I think that the only solution is $f(x) = x$. But I'm not sure how to prove it. I would really appreciate any suggestions.
You are correct that the only solution is $f(x)=x$.
First we claim that $f$ must be injective. Indeed, if $f(x)=f(y)$, then we have $$f(f(x))(x+y)= f(x^2+xf(y))=f(x^2+xf(x))=f(f(x))(x+x)\text{,}$$ and canceling (since we are in $\mathbb R^+$) gives $x=y$.
But now if $x+y=1$, we have $$f(x^2+xf(y))=f(f(x))(x+y)=f(f(x))\text{,}$$ so by injectivity we get $$x^2+xf(y)=f(x)\text{,}$$ and similarly $$y^2+yf(x)=f(y)\text{.}$$ Using $y=1-x$ we can solve this system \begin{align*} x^2+x(y^2+yf(x)) &=f(x)\\ x^2+x\left((1-x)^2+(1-x)f(x)\right) &= f(x)\\ x^3-x^2+x &= f(x)(x^2-x+1)\\ x=f(x)\text{,} \end{align*} so that every $x<1$ is a fixed point of $f$.

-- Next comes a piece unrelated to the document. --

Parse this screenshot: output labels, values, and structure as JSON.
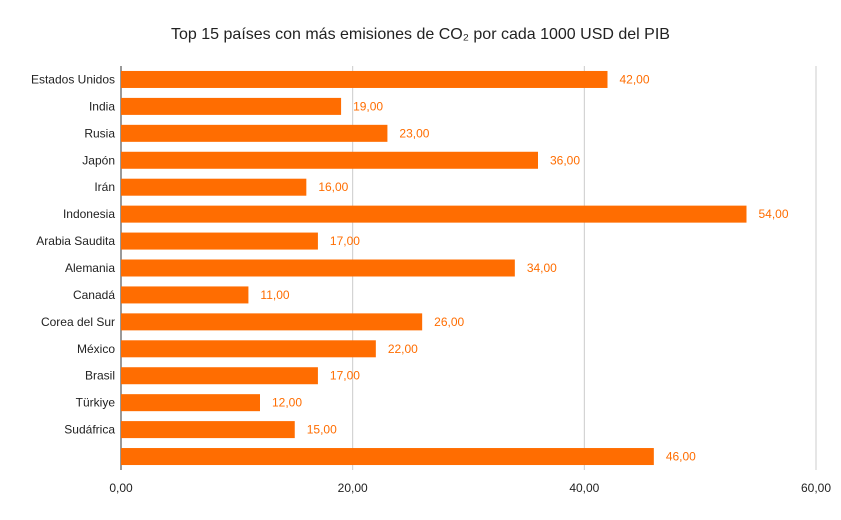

But if $x$ is a fixed point, we also have $$f(2x^2)=f(x^2+xf(x))=f(f(x))(x+x)=2x^2\text{,}$$ and so the fixed point set includes $(0,1)$ and is closed under the map $\phi(x)=2x^2$. Since $\phi$ is continuous, and takes $0$ to $0$, the fixed point set includes $(0,\phi^n(1))$ for all $n$. Since $\phi^n(1)\to\infty$, this completes the proof.